Cadmium : l’ASEF appelle à une action rapide face à une urgence sanitaire

Le 7 mai 2026, l’Association Santé Environnement France, présidée par le Dr Pierre Souvet, a adressé une lettre aux présidents des groupes parlementaires de l’Assemblée nationale afin de demander l’inscription prioritaire de la proposition de loi n°2678 visant à réduire les risques sanitaires liés aux contaminations au cadmium dans l’alimentation, portée par les député·es Benoît Biteau et Clémentine Autain.
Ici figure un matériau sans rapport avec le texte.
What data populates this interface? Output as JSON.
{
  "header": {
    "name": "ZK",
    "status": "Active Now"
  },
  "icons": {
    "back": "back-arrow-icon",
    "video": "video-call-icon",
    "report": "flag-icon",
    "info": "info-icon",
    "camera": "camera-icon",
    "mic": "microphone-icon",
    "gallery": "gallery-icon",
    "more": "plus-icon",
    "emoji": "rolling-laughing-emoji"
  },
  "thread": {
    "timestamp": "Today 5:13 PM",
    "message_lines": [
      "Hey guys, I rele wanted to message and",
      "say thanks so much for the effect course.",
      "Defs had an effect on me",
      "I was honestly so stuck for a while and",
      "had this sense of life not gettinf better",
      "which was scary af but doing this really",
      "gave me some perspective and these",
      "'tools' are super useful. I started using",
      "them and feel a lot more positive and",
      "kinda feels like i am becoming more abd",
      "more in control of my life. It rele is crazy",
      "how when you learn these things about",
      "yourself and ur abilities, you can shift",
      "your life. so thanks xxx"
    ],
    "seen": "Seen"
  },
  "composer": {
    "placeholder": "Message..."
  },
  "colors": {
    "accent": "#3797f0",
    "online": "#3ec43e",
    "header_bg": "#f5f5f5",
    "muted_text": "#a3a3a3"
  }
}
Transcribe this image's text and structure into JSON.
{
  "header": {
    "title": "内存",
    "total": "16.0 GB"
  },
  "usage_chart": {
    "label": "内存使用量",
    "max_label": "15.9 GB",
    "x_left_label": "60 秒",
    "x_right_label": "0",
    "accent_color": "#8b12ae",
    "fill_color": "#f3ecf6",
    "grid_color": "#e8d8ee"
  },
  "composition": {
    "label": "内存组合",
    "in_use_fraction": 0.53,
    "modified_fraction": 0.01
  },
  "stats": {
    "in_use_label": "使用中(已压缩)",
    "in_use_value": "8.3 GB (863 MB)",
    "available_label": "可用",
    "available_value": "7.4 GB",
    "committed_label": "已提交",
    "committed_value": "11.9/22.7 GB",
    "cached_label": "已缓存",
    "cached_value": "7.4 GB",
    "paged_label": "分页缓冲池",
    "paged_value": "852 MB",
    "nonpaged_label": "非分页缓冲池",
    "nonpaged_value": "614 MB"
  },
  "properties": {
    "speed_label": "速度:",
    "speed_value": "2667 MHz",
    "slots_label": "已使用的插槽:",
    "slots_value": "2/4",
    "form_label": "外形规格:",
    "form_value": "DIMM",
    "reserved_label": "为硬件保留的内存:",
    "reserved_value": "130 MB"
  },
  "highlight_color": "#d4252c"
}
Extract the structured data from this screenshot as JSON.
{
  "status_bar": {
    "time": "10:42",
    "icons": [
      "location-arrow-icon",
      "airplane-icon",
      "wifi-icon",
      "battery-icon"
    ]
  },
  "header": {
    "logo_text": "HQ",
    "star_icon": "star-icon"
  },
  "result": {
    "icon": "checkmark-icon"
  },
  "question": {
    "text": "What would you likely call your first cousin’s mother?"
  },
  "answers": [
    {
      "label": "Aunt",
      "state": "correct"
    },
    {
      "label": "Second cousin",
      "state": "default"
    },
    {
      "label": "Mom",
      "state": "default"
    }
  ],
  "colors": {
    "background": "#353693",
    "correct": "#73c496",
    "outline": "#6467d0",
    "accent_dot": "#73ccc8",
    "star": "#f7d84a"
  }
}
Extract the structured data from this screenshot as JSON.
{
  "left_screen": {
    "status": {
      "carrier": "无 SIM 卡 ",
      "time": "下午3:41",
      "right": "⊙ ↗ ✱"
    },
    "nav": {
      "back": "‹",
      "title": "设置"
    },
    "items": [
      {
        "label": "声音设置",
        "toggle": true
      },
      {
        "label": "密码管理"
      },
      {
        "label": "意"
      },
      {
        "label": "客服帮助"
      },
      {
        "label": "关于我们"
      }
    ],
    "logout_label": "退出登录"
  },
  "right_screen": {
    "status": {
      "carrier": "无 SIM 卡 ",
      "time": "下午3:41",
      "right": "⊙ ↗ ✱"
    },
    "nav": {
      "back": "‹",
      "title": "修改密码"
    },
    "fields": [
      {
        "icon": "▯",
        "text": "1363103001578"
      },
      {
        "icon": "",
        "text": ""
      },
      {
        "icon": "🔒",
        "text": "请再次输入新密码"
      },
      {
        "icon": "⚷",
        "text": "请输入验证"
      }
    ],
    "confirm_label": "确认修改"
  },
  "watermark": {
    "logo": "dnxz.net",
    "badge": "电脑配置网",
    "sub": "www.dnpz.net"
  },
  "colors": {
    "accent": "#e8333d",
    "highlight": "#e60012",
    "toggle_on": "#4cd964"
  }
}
Dans cette lettre, l’ASEF rappelle l’ampleur de la contamination au cadmium en France et les risques sanitaires désormais largement documentés par la communauté scientifique. L’étude EAT3 de l’Anses, publiée en janvier 2026, montre que 23 à 27 % des enfants français dépassent aujourd’hui la dose journalière tolérable en cadmium, contre 15 % en 2011.

Métal lourd cancérogène et toxique pour les reins, les os, le système cardiovasculaire, la reproduction ou encore le neurodéveloppement, le cadmium s’accumule durablement dans l’organisme. Les principales sources d’exposition proviennent d’aliments du quotidien comme les céréales, le blé ou les pommes de terre. 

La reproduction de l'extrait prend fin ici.